2.1.3 Transport Services Available to Applications
We can broadly classify the possible services along four dimensions: reliable data transfer, throughput, timing, and security.
Reliable Data Transfer
For many applications—such as electronic mail, file transfer, remote host access, Web document transfers, and financial applications—data loss can have devastating consequences. If a protocol provides such a guaranteed data delivery service, it is said to provide reliable data transfer.One important service that a transport-layer protocol can potentially provide to an application is process-to-process reliable data transfer.
Throughput
With such a service, the application could request a guaranteed throughput of r bits/sec, and the transport protocol would then ensure that the available throughput is always at least r bits/sec.
Timing
An example guarantee might be that every bit that the sender pumps into the socket arrives at the receiver’s socket no more than 100 msec later. Such a service would be appealing to interactive real-time applications, such as Internet telephony, virtual environments, teleconferencing, and multiplayer games, all of which require tight timing constraints on data delivery in order to be effective.
Security
Finally, a transport protocol can provide an application with one or more security services. For example, in the sending host, a transport protocol can encrypt all data transmitted by the sending process, and in the receiving host, the transport-layer protocol can decrypt the data before delivering the data to the receiving process.

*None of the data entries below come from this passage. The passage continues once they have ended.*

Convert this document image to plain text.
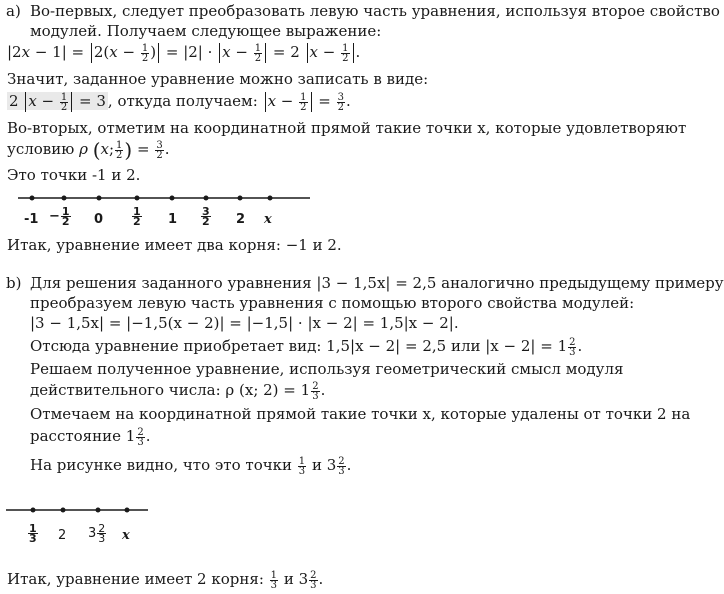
a) Во-первых, следует преобразовать левую часть уравнения, используя второе свойство
модулей. Получаем следующее выражение:
$|2x - 1| = 2(x - \frac{1}{2}$ ) = $|2| \cdot x - \frac{1}{2} = 2$ $x - \frac{1}{2}$ .
Значит, заданное уравнение можно записать в виде:
2 $x - \frac{1}{2} = 3$ , откуда получаем: $x - \frac{1}{2} = \frac{3}{2}$ .
Во-вторых, отметим на координатной прямой такие точки x, которые удовлетворяют
условию ρ (x; $\frac{1}{2}$ ) = $\frac{3}{2}$ .
Это точки -1 и 2.
$-1 - \frac{1}{2} 0$	$\frac{1}{2} 1 \frac{3}{2} 2$ x
Итак, уравнение имеет два корня: −1 и 2.
b) Для решения заданного уравнения |3 − 1,5x| = 2,5 аналогично предыдущему примеру
преобразуем левую часть уравнения с помощью второго свойства модулей:
|3 − 1,5x| = |−1,5(x − 2)| = |−1,5| · |x − 2| = 1,5|x − 2|.
Отсюда уравнение приобретает вид: 1,5|x − 2| = 2,5 или $|x - 2| = 1 \frac{2}{3}$ .
Решаем полученное уравнение, используя геометрический смысл модуля
действительного числа: ρ (x; $2) = 1 \frac{2}{3}$ .
Отмечаем на координатной прямой такие точки x, которые удалены от точки 2 на
расстояние $1 \frac{2}{3}$ .
На рисунке видно, что это точки $\frac{1}{3}$ и $3 \frac{2}{3}$ .
$\frac{1}{3} 2$ $3 \frac{2}{3}$ x
Итак, уравнение имеет 2 корня: $\frac{1}{3}$ и $3 \frac{2}{3}$ .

2.1.4 Application-Layer Protocols
An application-layer protocol defines how an application’s processes, running on different end systems, pass messages to each other. In particular, an application-layer protocol defines:
- The types of messages exchanged, for example, request messages and response messages
- The syntax of the various message types, such as the fields in the message and how the fields are delineated
- The semantics of the fields, that is, the meaning of the information in the fields
- Rules for determining when and how a process sends messages and responds to messages
It is important to distinguish between network applications and application-layer protocols. An application-layer protocol is only one piece of a network application (albeit, a very important piece of the application from our point of view!).